Carl Friedrich Wilhelm Huth (November 30, 1857 – April 23, 1926) was a German-born American professor of classics and the first teacher hired at Concordia College in Milwaukee, Wisconsin.

== Early life and education ==
Huth was born in Nieden, Brandenburg, which was at the time a province of Prussia. His parents were Johann Friedrick Huth and Wilhelmine Christine Anna Maertins Huth. The family emigrated to the United States in 1868 and settled in Chicago. He was educated at Northwestern College in Watertown, Wisconsin, where he excelled at baseball and fencing, and then at Concordia Seminary in St. Louis, Missouri, from which he graduated in 1881. He received an honorary Doctor of Divinity degree from Concordia Seminary in 1921.

== Career ==
Upon graduation from the seminary, Huth was immediately hired to teach Greek and Latin at Concordia College in Milwaukee, Wisconsin, where he remained from 1881 to 1926.

== Personal life ==
Huth married Ida Fredericka Hilgendorf on December 26, 1881, and they had fourteen children.
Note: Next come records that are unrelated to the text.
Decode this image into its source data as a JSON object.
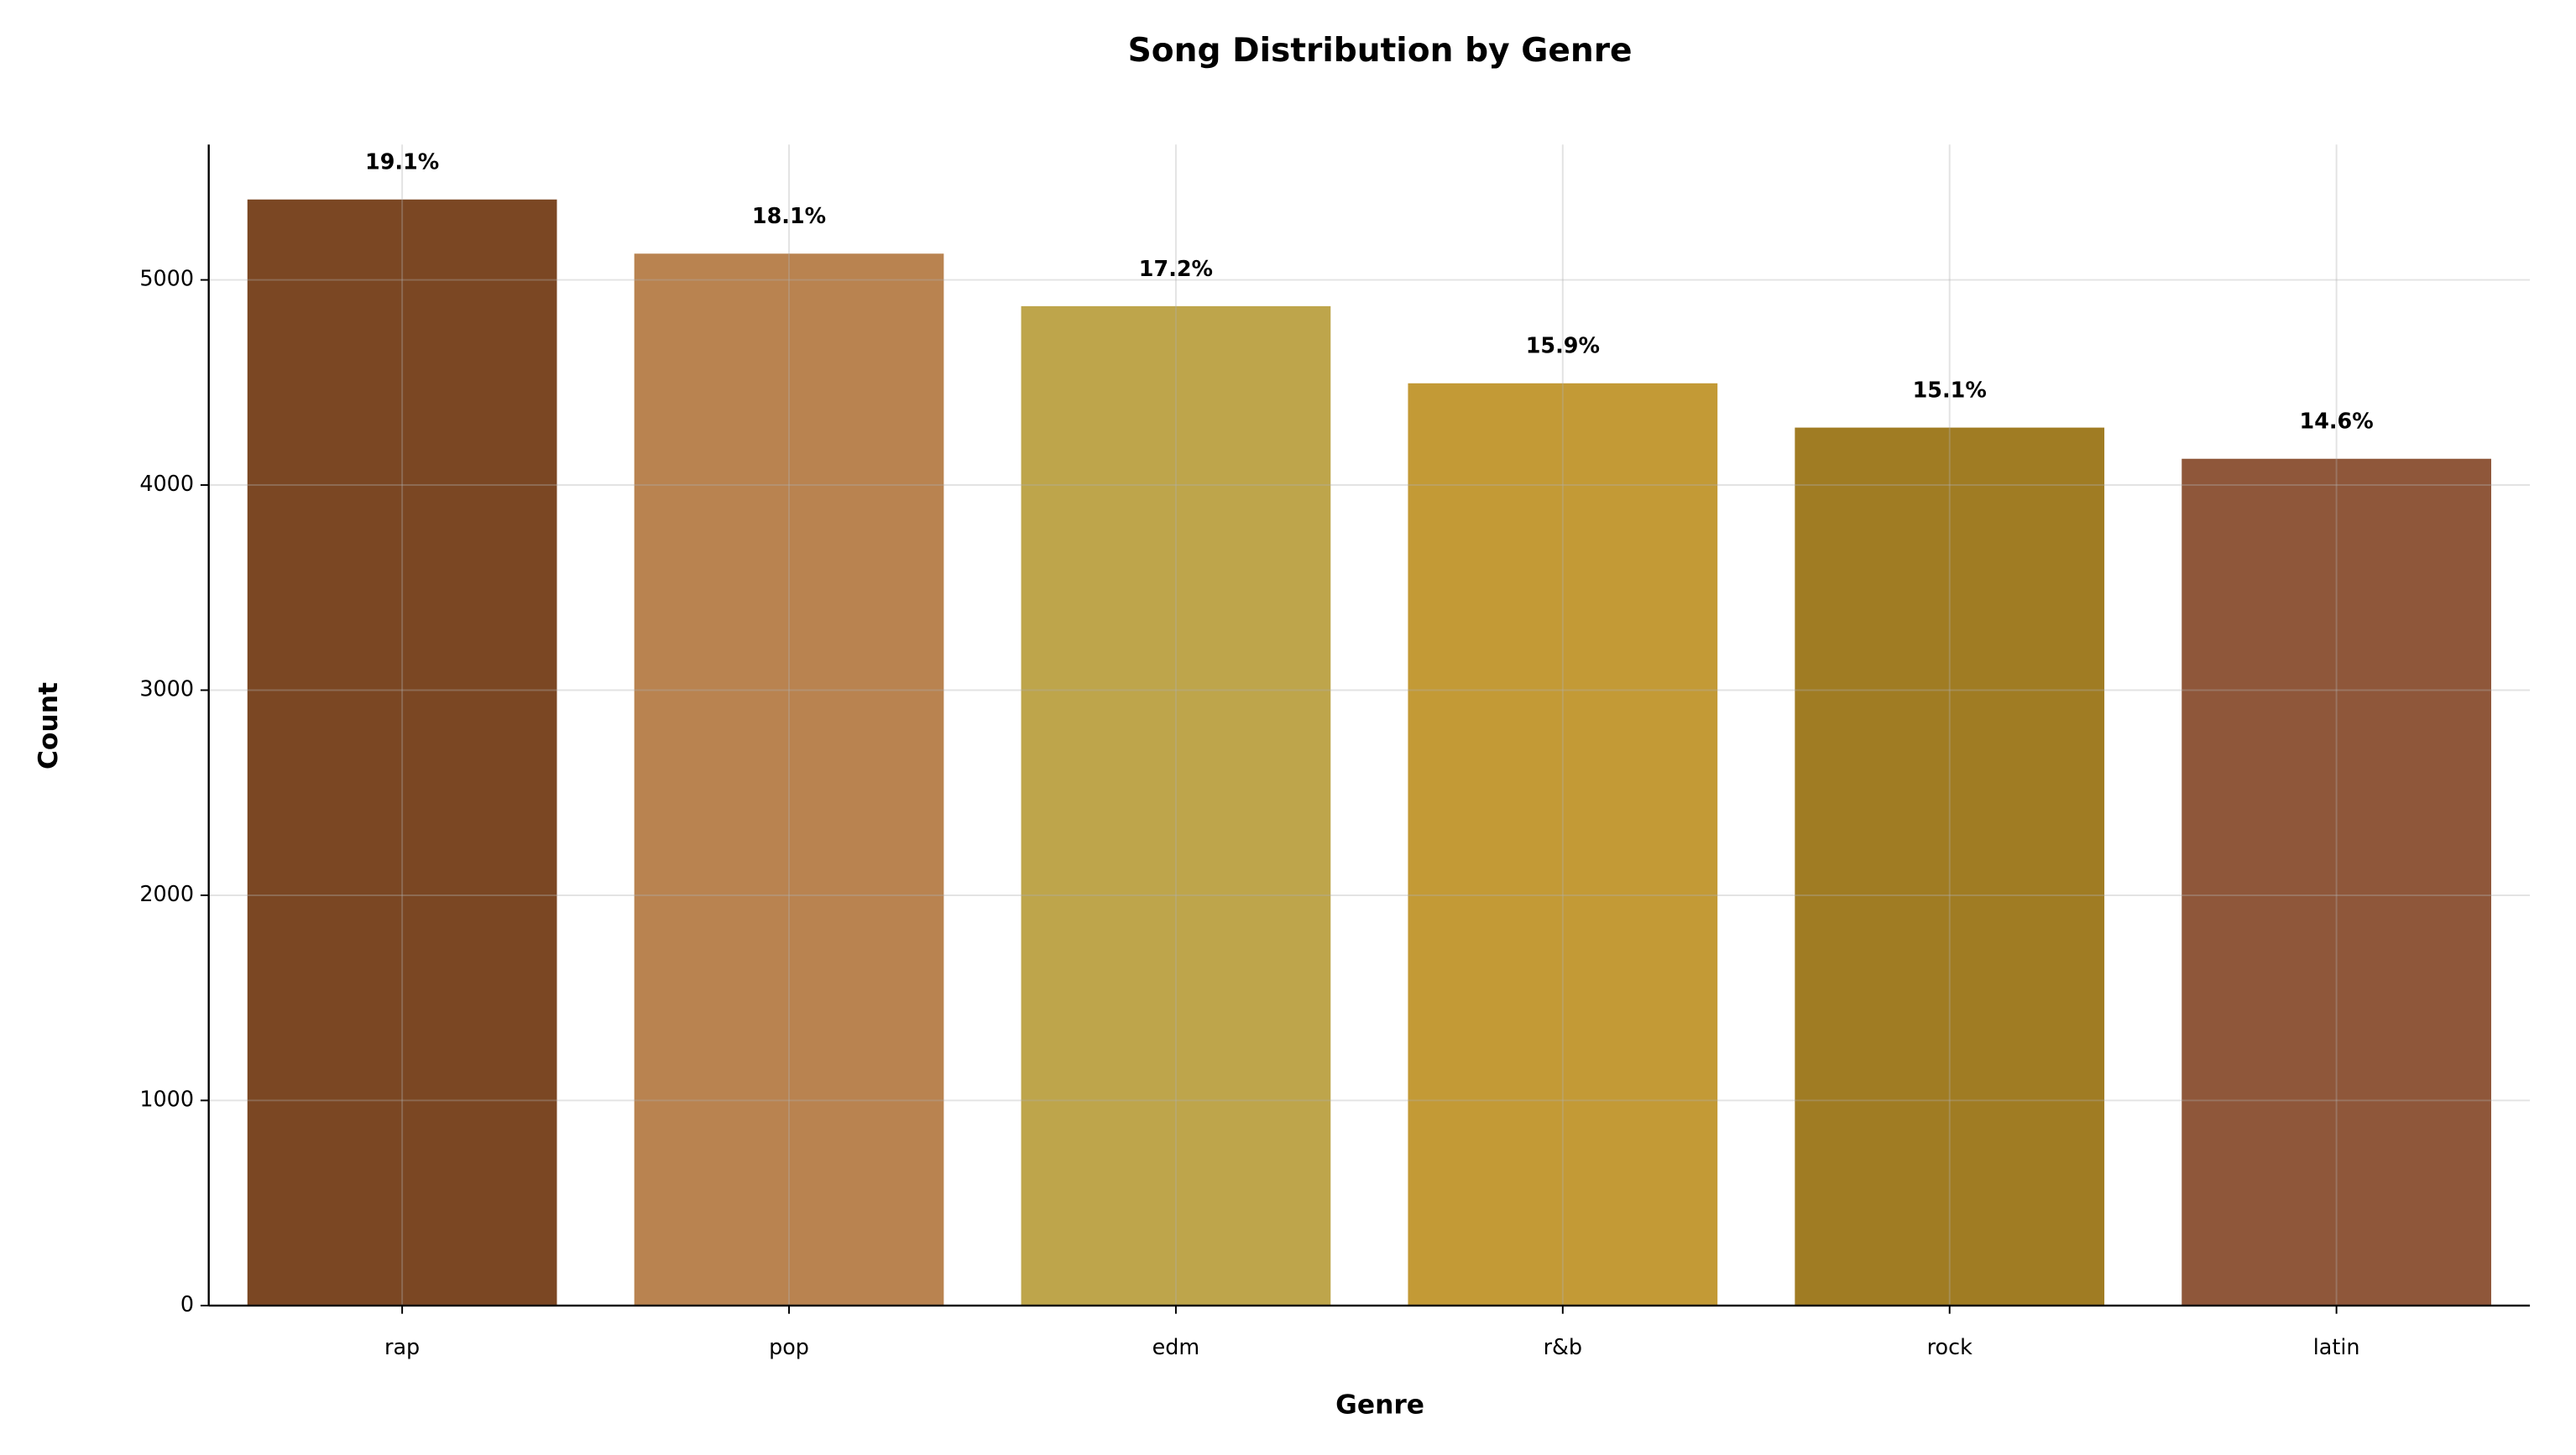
{
  "chart_data": {
    "type": "bar",
    "title": "Song Distribution by Genre",
    "x_label": "Genre",
    "y_label": "Count",
    "categories": [
      "rap",
      "pop",
      "edm",
      "r&b",
      "rock",
      "latin"
    ],
    "values": [
      5392,
      5128,
      4872,
      4496,
      4280,
      4128
    ],
    "percent_labels": [
      "19.1%",
      "18.1%",
      "17.2%",
      "15.9%",
      "15.1%",
      "14.6%"
    ],
    "colors": [
      "#7b4723",
      "#b98350",
      "#bea54b",
      "#c39a36",
      "#a07c23",
      "#8f573a"
    ],
    "ylim": [
      0,
      5660
    ],
    "yticks": [
      0,
      1000,
      2000,
      3000,
      4000,
      5000
    ],
    "grid": true
  }
}
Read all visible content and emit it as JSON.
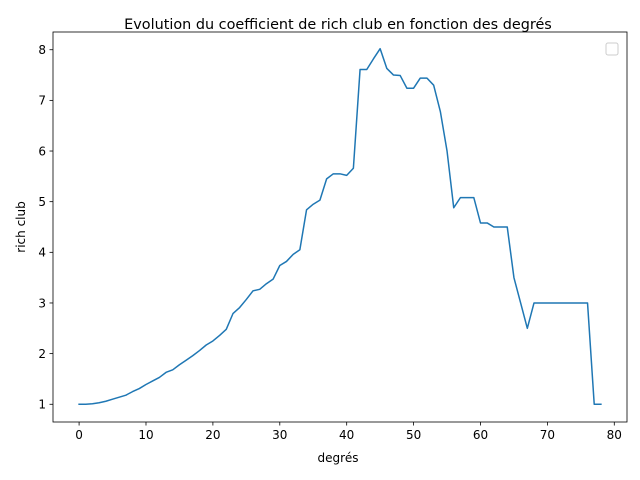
{
  "chart_data": {
    "type": "line",
    "title": "Evolution du coefficient de rich club en fonction des degrés",
    "xlabel": "degrés",
    "ylabel": "rich club",
    "xlim": [
      -3.9,
      81.9
    ],
    "ylim": [
      0.65,
      8.35
    ],
    "xticks": [
      0,
      10,
      20,
      30,
      40,
      50,
      60,
      70,
      80
    ],
    "yticks": [
      1,
      2,
      3,
      4,
      5,
      6,
      7,
      8
    ],
    "grid": false,
    "legend": "top-right (empty)",
    "series": [
      {
        "color": "#1f77b4",
        "x": [
          0,
          1,
          2,
          3,
          4,
          5,
          6,
          7,
          8,
          9,
          10,
          11,
          12,
          13,
          14,
          15,
          16,
          17,
          18,
          19,
          20,
          21,
          22,
          23,
          24,
          25,
          26,
          27,
          28,
          29,
          30,
          31,
          32,
          33,
          34,
          35,
          36,
          37,
          38,
          39,
          40,
          41,
          42,
          43,
          44,
          45,
          46,
          47,
          48,
          49,
          50,
          51,
          52,
          53,
          54,
          55,
          56,
          57,
          58,
          59,
          60,
          61,
          62,
          63,
          64,
          65,
          66,
          67,
          68,
          69,
          70,
          71,
          72,
          73,
          74,
          75,
          76,
          77,
          78
        ],
        "y": [
          1.0,
          1.0,
          1.01,
          1.03,
          1.06,
          1.1,
          1.14,
          1.18,
          1.25,
          1.31,
          1.39,
          1.46,
          1.53,
          1.63,
          1.68,
          1.78,
          1.87,
          1.96,
          2.06,
          2.17,
          2.25,
          2.36,
          2.48,
          2.79,
          2.91,
          3.07,
          3.24,
          3.27,
          3.38,
          3.47,
          3.74,
          3.82,
          3.96,
          4.05,
          4.84,
          4.95,
          5.03,
          5.45,
          5.55,
          5.55,
          5.52,
          5.66,
          7.61,
          7.61,
          7.82,
          8.02,
          7.63,
          7.5,
          7.49,
          7.24,
          7.24,
          7.44,
          7.44,
          7.3,
          6.78,
          6.0,
          4.88,
          5.08,
          5.08,
          5.08,
          4.58,
          4.58,
          4.5,
          4.5,
          4.5,
          3.5,
          3.0,
          2.5,
          3.0,
          3.0,
          3.0,
          3.0,
          3.0,
          3.0,
          3.0,
          3.0,
          3.0,
          1.0,
          1.0
        ]
      }
    ]
  }
}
One of his sons, Carl F. Huth, was a historian at the University of Chicago, and one of his daughters, Gertrude Huth Probst, was a librarian, also at the University of Chicago.

He died in Milwaukee at age 68, and is buried at Union Cemetery in Milwaukee.

Many of his church and educational activities are mentioned in archival issues of Der Lutheraner (St. Louis, Missouri), a German-language publication of the Lutheran Church–Missouri Synod, where he is referred to as "C. Huth."